Angina is pain or discomfort in the chest, arm, or jaw that occurs when not enough blood flows to the heart muscle. It typically occurs during physical exertion or emotional stress, when the heart works harder and needs more oxygen.  A heart attack (myocardial infarction) occurs when a coronary artery becomes totally blocked, usually by a blood clot. This cuts off the blood supply to an area of the heart muscle and causes that part of the heart muscle to die.  Following a heart attack, the damaged heart may not pump as well as a normal heart. This may lead to heart failure. In heart failure, fluid tends to build up in the lungs and other parts of the body. Common symptoms of heart failure include shortness of breath, swelling of the feet and legs, and fatigue.  Heart failure can be caused by any medical condition that injures the heart or makes the heart work too hard for a long ti​​me.
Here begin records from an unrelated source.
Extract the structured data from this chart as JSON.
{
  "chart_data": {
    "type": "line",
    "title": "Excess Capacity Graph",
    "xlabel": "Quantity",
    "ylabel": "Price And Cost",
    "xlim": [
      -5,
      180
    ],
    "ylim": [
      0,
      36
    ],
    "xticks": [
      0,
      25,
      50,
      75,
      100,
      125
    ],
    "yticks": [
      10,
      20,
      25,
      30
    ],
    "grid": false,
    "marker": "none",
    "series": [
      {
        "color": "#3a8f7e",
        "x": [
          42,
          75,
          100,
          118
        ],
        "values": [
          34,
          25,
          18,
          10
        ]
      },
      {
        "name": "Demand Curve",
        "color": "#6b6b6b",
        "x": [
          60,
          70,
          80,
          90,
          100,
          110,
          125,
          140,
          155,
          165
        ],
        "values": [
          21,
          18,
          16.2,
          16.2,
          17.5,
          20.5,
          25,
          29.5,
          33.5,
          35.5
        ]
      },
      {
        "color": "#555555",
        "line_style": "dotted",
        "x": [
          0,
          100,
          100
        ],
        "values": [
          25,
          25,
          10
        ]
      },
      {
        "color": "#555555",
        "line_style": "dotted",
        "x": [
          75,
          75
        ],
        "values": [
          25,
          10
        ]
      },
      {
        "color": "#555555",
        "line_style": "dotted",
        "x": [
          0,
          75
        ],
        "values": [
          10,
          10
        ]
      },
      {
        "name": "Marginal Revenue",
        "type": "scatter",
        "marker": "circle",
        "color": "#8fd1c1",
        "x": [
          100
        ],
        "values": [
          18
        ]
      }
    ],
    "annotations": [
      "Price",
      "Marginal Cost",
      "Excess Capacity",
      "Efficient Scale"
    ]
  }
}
Common causes include a past heart attack, high blood pressure, heart muscle disease, and heart valve disease.  If your doctor suspects that you have coronary heart disease or heart failure, he or she may recommend that you have cardiac catheterization.

Heart Valve Disease

Heart valve disease occurs when a heart valve does not open or close properly.  In valvular stenosis, the heart valve is narrowed.  It may be thickened and/or stiff and does not open all the way.  The heart has to work harder to push blood through a smaller opening.  In valvular regurgitation (or insufficiency), the heart valve is leaky.  It may be loose, shortened, or torn.  As a result, the valve does not close tightly enough, and blood leaks backward.  The heart has to work harder to pump some of the same blood through the valve again.  Stenosis and regurgitation tend to get worse with time. They may cause the heart muscle to weaken, which can result in heart failure.  Catheterization may be needed to confirm heart valve disease and to accurately measure how severely the valve is narrowed or leaking.

Congenital Heart Defects

A congenital heart defect is a deformity of the heart that is present at birth.  An abnormal hole between heart chambers or a narrowed valve are examples of congenital heart defects.  When a defect is severe enough, it is harder for the heart to pump blood.  With time, the heart may weaken, and symptoms (such as shortness of breath and fainting spells) may develop.  In some cases, cardiac catheterization may be needed to confirm a heart defect and/or to assess how severe the problem is.

Heart Muscle Disease

Heart muscle disease, or cardiomyopathy, refers to diseases that primarily affect the heart muscle. In its most common form, called dilated cardiomyopathy, the heart muscle weakens and the heart chambers enlarge. Cardiomyopathy can be caused by a variety of conditions, such as infection or alcohol abuse, or it can occur for an unknown reason.